= Vancouver's Downtown Ambassador Program =

Crime-prevention program

Vancouver's Downtown Ambassador Program was put into place in an effort to create a friendly, welcoming atmosphere for people visiting Vancouver’s downtown area as well as to prevent crime. The ideas of the Ambassador Program parallel thoughts from the Broken Windows Theory, also used for crime prevention in New York City.

==Background==
In 1993, the program was developed by the Downtown Vancouver Business Improvement Association (DVBIA) and consisted of four ambassadors hired as entertainment (music and comedy) for pedestrians. Later in the year, 40 volunteer ambassadors were brought in to provide help to any downtown mall visitors. The successes of the program led to changes for the ambassadors. In 2000, the roles of the ambassadors changed from being mainly information providers to including first aid responsibilities and crime prevention. The ambassadors also increased their presence from tourist-season work to year-round service.

In 2006, Vancouver’s mayor, Sam Sullivan, introduced “Project Civil City.” The project was aimed at solving public disorder problems in order to prepare the city for the publicity of the 2010 Winter Olympics. One part of the project was to expand the existing Downtown Ambassador Program in order to ensure a public sense of security and to lower crime rates. With the added financial support of the City of Vancouver, in April 2007, Genesis Security, a British Columbia-based security company, was contracted to staff the revised program. In 2012, the program consisted of 18 full-time paid ambassadors.

==Roles==
The Vancouver Downtown Ambassador Program aims to make downtown Vancouver's streets a comfortable and safe place to work, live, and visit. Ambassadors help the public with directions, check in with local businesses, and act as role models for good citizenship. They are a liaison between the Downtown business community and the DVBIA, and they are also a friendly face for visitors to ask their questions about the area.

==Controversy==
An issue common in urban ambassador programs around North America is ambassadors giving the impression that they are police officers. In Vancouver's case, this issue can become a liability for the ambassadors, the DVBIA, and the City of Vancouver.

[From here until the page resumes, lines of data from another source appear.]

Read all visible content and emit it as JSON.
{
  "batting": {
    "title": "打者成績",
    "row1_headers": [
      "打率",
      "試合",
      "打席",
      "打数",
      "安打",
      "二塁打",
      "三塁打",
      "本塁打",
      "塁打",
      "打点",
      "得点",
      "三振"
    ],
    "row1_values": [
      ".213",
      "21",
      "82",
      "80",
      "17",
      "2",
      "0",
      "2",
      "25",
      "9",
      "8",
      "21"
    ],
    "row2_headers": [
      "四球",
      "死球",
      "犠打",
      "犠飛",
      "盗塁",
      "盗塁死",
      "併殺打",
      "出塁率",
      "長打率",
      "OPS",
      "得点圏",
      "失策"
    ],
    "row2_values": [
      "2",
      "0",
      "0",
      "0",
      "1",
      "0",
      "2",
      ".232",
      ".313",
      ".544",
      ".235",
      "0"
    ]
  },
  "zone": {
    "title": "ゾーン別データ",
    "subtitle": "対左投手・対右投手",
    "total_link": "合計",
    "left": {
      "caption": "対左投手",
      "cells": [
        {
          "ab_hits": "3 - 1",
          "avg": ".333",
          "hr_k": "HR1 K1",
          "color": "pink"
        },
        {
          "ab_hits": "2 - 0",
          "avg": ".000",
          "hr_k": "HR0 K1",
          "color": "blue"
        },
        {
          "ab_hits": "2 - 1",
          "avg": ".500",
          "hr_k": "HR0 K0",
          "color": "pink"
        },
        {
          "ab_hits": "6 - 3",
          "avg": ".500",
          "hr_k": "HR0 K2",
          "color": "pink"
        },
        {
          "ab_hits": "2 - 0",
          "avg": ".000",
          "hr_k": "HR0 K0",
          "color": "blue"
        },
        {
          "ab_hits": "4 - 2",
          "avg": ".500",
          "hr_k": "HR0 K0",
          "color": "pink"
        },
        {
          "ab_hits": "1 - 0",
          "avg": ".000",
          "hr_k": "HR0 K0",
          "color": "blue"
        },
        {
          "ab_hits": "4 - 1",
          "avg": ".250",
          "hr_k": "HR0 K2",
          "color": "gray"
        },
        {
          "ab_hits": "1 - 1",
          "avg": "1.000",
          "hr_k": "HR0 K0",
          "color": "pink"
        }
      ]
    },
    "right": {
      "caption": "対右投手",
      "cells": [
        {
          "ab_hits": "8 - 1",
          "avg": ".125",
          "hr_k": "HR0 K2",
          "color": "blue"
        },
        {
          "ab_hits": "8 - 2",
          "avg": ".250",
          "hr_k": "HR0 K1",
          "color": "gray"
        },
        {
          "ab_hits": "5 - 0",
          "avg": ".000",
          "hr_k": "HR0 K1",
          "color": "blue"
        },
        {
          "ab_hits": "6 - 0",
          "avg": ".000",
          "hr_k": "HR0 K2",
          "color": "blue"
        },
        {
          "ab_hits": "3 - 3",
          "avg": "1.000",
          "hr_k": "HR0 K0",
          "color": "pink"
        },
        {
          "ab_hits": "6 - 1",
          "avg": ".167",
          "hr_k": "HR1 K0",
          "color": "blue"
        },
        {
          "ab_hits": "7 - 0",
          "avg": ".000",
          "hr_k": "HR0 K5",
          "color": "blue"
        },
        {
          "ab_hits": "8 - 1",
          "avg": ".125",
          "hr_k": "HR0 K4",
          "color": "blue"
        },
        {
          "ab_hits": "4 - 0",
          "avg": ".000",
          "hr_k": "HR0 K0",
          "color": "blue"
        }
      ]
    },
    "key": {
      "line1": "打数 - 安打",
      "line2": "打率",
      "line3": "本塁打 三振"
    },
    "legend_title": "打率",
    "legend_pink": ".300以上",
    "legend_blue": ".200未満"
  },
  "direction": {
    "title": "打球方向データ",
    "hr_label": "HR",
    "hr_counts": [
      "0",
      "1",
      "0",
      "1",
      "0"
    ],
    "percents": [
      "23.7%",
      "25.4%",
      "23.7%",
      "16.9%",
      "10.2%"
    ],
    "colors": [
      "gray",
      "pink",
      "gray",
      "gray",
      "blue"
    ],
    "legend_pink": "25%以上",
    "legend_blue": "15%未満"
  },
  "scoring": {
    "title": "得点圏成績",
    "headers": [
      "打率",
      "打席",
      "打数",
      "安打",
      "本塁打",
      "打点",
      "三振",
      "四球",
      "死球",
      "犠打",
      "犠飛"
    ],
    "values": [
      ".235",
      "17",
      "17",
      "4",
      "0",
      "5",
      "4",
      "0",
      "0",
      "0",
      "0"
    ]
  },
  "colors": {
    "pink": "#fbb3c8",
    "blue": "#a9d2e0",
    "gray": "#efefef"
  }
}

There has been tension between the Vancouver Police Department and the Downtown ambassadors in the past. In 2008, the question arose as to whether the ambassadors were worth what the city spent on them. Tom Stamatakis, Vancouver Police Union president at the time, stated, “… I still have a number of concerns around the use of tax dollars to fund that program.” His main concern, along with the VPD and civil councillors, was that a large amount of tax dollars was only going to benefit a small region of Vancouver

There have been questions about whether or not the ambassadors go through adequate training to ensure they are ready to take to the streets. There have also been several human rights allegations against the ambassadors. In 2008, formal complaints were issued, stating that the ambassadors discriminated against the homeless by harassing them and imposing no-go zones on individuals. However, in 2012, a human rights tribunal ruled that the ambassadors did not discriminate against the homeless.